Glassnode reported on Aug. 12 that the Bitcoin NUPL has bounced back above zero for short-term investors, indicating its profitable state for the first time since the crypto market crash in May 2021. Meanwhile, the blockchain analysis platform also signaled fears of a possible sell-off and cited fractals from the 2014–2015, 2018 and March 2020 bear cycles.

NUPL chart for Bitcoin short-term holders. Source: Glassnode

In detail, short-term Bitcoin holders have used the recovery rallies during the corrections to secure interim profits.

The price movement from the declining 2014-2015 season shows that BTC / USD is resuming its downward correction despite a 100% recovery. In 2018, an upward retracement of 97.41% did little to protect the market from the prevailing bearish trend.

Bitcoin price recovery did not last through the 2014-2015 and 2018 bearish cycles. Source: TradingView

The most recent upward rally in 2021 came after Bitcoin’s prices plummeted from around $ 65,000 to around $ 29,000. The cryptocurrency rebounded to $ 46,787 on the Bitstamp exchange after experiencing a major rebound thereafter – a 63.59% increase.

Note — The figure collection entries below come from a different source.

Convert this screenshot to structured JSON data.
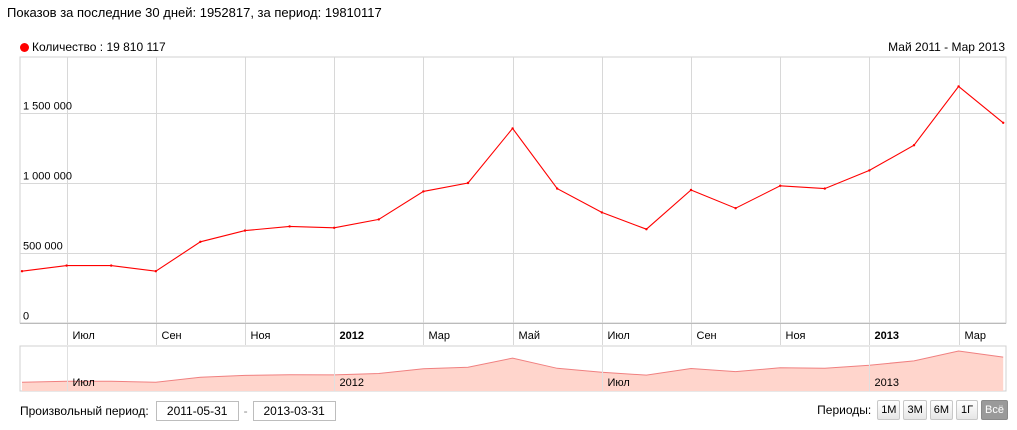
{
  "header": {
    "text": "Показов за последние 30 дней: 1952817, за период: 19810117"
  },
  "legend": {
    "label": "Количество : 19 810 117",
    "color": "#ff0000"
  },
  "range_label": "Май 2011 - Мар 2013",
  "chart_data": {
    "type": "line",
    "title": "",
    "xlabel": "",
    "ylabel": "",
    "ylim": [
      0,
      1900000
    ],
    "y_ticks": [
      {
        "value": 0,
        "label": "0"
      },
      {
        "value": 500000,
        "label": "500 000"
      },
      {
        "value": 1000000,
        "label": "1 000 000"
      },
      {
        "value": 1500000,
        "label": "1 500 000"
      }
    ],
    "x_ticks": [
      {
        "index": 1,
        "label": "Июл",
        "bold": false
      },
      {
        "index": 3,
        "label": "Сен",
        "bold": false
      },
      {
        "index": 5,
        "label": "Ноя",
        "bold": false
      },
      {
        "index": 7,
        "label": "2012",
        "bold": true
      },
      {
        "index": 9,
        "label": "Мар",
        "bold": false
      },
      {
        "index": 11,
        "label": "Май",
        "bold": false
      },
      {
        "index": 13,
        "label": "Июл",
        "bold": false
      },
      {
        "index": 15,
        "label": "Сен",
        "bold": false
      },
      {
        "index": 17,
        "label": "Ноя",
        "bold": false
      },
      {
        "index": 19,
        "label": "2013",
        "bold": true
      },
      {
        "index": 21,
        "label": "Мар",
        "bold": false
      }
    ],
    "x": [
      "2011-05",
      "2011-06",
      "2011-07",
      "2011-08",
      "2011-09",
      "2011-10",
      "2011-11",
      "2011-12",
      "2012-01",
      "2012-02",
      "2012-03",
      "2012-04",
      "2012-05",
      "2012-06",
      "2012-07",
      "2012-08",
      "2012-09",
      "2012-10",
      "2012-11",
      "2012-12",
      "2013-01",
      "2013-02",
      "2013-03"
    ],
    "series": [
      {
        "name": "Количество",
        "color": "#ff0000",
        "values": [
          370000,
          410000,
          410000,
          370000,
          580000,
          660000,
          690000,
          680000,
          740000,
          940000,
          1000000,
          1390000,
          960000,
          790000,
          670000,
          950000,
          820000,
          980000,
          960000,
          1090000,
          1270000,
          1690000,
          1430000
        ]
      }
    ],
    "navigator": {
      "labels": [
        {
          "index": 1,
          "label": "Июл"
        },
        {
          "index": 7,
          "label": "2012"
        },
        {
          "index": 13,
          "label": "Июл"
        },
        {
          "index": 19,
          "label": "2013"
        }
      ],
      "fill_color": "#ffd5cc",
      "line_color": "#f08080"
    },
    "grid": true,
    "legend_position": "top-left"
  },
  "footer": {
    "custom_period_label": "Произвольный период:",
    "date_from": "2011-05-31",
    "date_sep": "-",
    "date_to": "2013-03-31",
    "periods_label": "Периоды:",
    "period_buttons": [
      "1М",
      "3М",
      "6М",
      "1Г",
      "Всё"
    ],
    "active_period": "Всё"
  }
}
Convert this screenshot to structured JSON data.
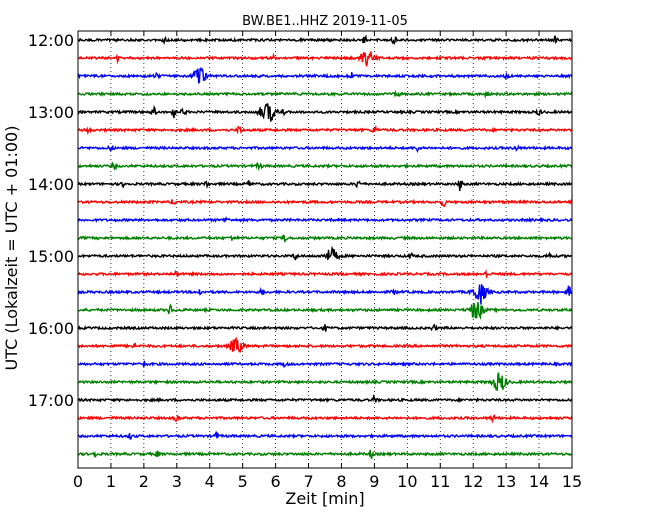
{
  "chart_data": {
    "type": "line",
    "title": "BW.BE1..HHZ 2019-11-05",
    "xlabel": "Zeit  [min]",
    "ylabel": "UTC (Lokalzeit = UTC + 01:00)",
    "xlim": [
      0,
      15
    ],
    "x_ticks": [
      "0",
      "1",
      "2",
      "3",
      "4",
      "5",
      "6",
      "7",
      "8",
      "9",
      "10",
      "11",
      "12",
      "13",
      "14",
      "15"
    ],
    "y_tick_labels": [
      "12:00",
      "13:00",
      "14:00",
      "15:00",
      "16:00",
      "17:00"
    ],
    "grid": "vertical dotted",
    "trace_colors": [
      "#000000",
      "#ff0000",
      "#0000ff",
      "#008000"
    ],
    "traces": [
      {
        "start": "12:00",
        "color": "#000000"
      },
      {
        "start": "12:15",
        "color": "#ff0000"
      },
      {
        "start": "12:30",
        "color": "#0000ff"
      },
      {
        "start": "12:45",
        "color": "#008000"
      },
      {
        "start": "13:00",
        "color": "#000000"
      },
      {
        "start": "13:15",
        "color": "#ff0000"
      },
      {
        "start": "13:30",
        "color": "#0000ff"
      },
      {
        "start": "13:45",
        "color": "#008000"
      },
      {
        "start": "14:00",
        "color": "#000000"
      },
      {
        "start": "14:15",
        "color": "#ff0000"
      },
      {
        "start": "14:30",
        "color": "#0000ff"
      },
      {
        "start": "14:45",
        "color": "#008000"
      },
      {
        "start": "15:00",
        "color": "#000000"
      },
      {
        "start": "15:15",
        "color": "#ff0000"
      },
      {
        "start": "15:30",
        "color": "#0000ff"
      },
      {
        "start": "15:45",
        "color": "#008000"
      },
      {
        "start": "16:00",
        "color": "#000000"
      },
      {
        "start": "16:15",
        "color": "#ff0000"
      },
      {
        "start": "16:30",
        "color": "#0000ff"
      },
      {
        "start": "16:45",
        "color": "#008000"
      },
      {
        "start": "17:00",
        "color": "#000000"
      },
      {
        "start": "17:15",
        "color": "#ff0000"
      },
      {
        "start": "17:30",
        "color": "#0000ff"
      },
      {
        "start": "17:45",
        "color": "#008000"
      }
    ]
  }
}
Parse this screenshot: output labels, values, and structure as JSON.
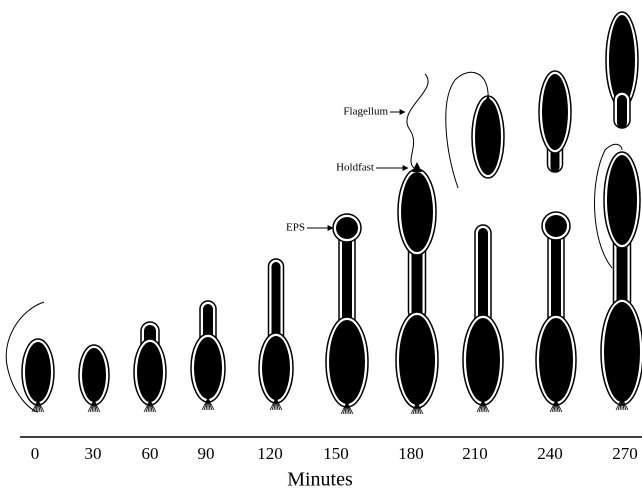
{
  "figure": {
    "time_labels": [
      0,
      30,
      60,
      90,
      120,
      150,
      180,
      210,
      240,
      270
    ],
    "axis_title": "Minutes",
    "annotations": {
      "flagellum": "Flagellum",
      "holdfast": "Holdfast",
      "eps": "EPS"
    }
  }
}
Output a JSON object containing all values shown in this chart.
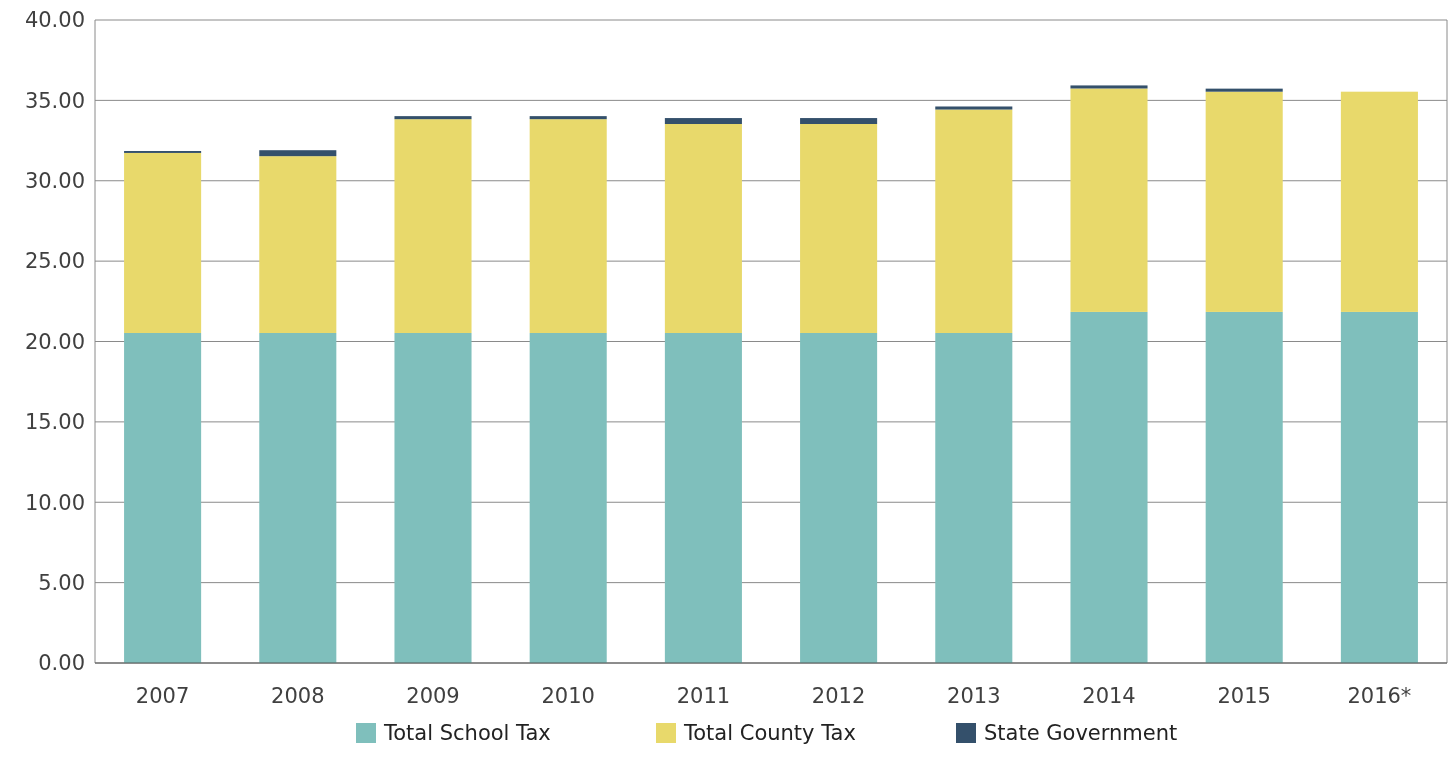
{
  "chart_data": {
    "type": "bar",
    "stacked": true,
    "categories": [
      "2007",
      "2008",
      "2009",
      "2010",
      "2011",
      "2012",
      "2013",
      "2014",
      "2015",
      "2016*"
    ],
    "series": [
      {
        "name": "Total School Tax",
        "color": "#7fbfbc",
        "values": [
          20.53,
          20.53,
          20.53,
          20.53,
          20.53,
          20.53,
          20.53,
          21.84,
          21.84,
          21.84
        ]
      },
      {
        "name": "Total County Tax",
        "color": "#e8d96b",
        "values": [
          11.2,
          11.0,
          13.3,
          13.3,
          13.0,
          13.0,
          13.9,
          13.9,
          13.7,
          13.7
        ]
      },
      {
        "name": "State Government",
        "color": "#34506b",
        "values": [
          0.12,
          0.37,
          0.19,
          0.19,
          0.37,
          0.37,
          0.19,
          0.19,
          0.19,
          0
        ]
      }
    ],
    "ylim": [
      0,
      40
    ],
    "yticks": [
      {
        "value": 0,
        "label": "0.00"
      },
      {
        "value": 5,
        "label": "5.00"
      },
      {
        "value": 10,
        "label": "10.00"
      },
      {
        "value": 15,
        "label": "15.00"
      },
      {
        "value": 20,
        "label": "20.00"
      },
      {
        "value": 25,
        "label": "25.00"
      },
      {
        "value": 30,
        "label": "30.00"
      },
      {
        "value": 35,
        "label": "35.00"
      },
      {
        "value": 40,
        "label": "40.00"
      }
    ],
    "grid": "y",
    "legend": "bottom"
  }
}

Bitcoin corrected down again on Aug. 12, falling below its psychological support level of $ 45,000. At its intraday low, the cryptocurrency changed hands for $ 44,100.

BTC / USD price history in recent history. Source: TradingView

The deviant bullish case

Glassnode noted that such “quick recoveries” are common in two instances: recovery rallies in bear markets and periods of disbelief in bull markets.

Therefore, the blockchain analytics platform did not rule out the possibility of an extended bull run, as observed during the upward booms of 2013, 2019 and 2020.

Further evidence to confirm the bullish outlook comes from Glassnode’s report released earlier this week. The platform saw a decline in short-term holders in line with an increase in long-term holders, causing long-term holder Bitcoin supply to hit a new all-time high of 82.68% of all coins in circulation.

Related: Big Hodlers amass Bitcoin under $ 50,000 while BTC transactions soar above $ 1 million

Meanwhile, the coin owned by short-term owners dropped to 25% of the net bitcoin supply in circulation, suggesting an increase in holding behavior.

Offer ratio for long-term and short-term owners. Source: Glassnode

In the past, a decrease in the short-term owner quota to 20% leads to a supply bottleneck scenario – i.e. H. when the coins in circulation lag behind current demand.

“This is very similar to the volume of coins held by [long-term holders] in October 2020, before the primary upside kicked in, “wrote Glassnode analysts, adding:

“While the supply shortage due to the [short-term holder] The supply quota is not yet 20%, there are numerous indicators and trends that suggest that it could be reached by mid-September (but that the conditions for a supply bottleneck are already in place).

Bitcoin was trading at around $ 44,200 at the time of writing.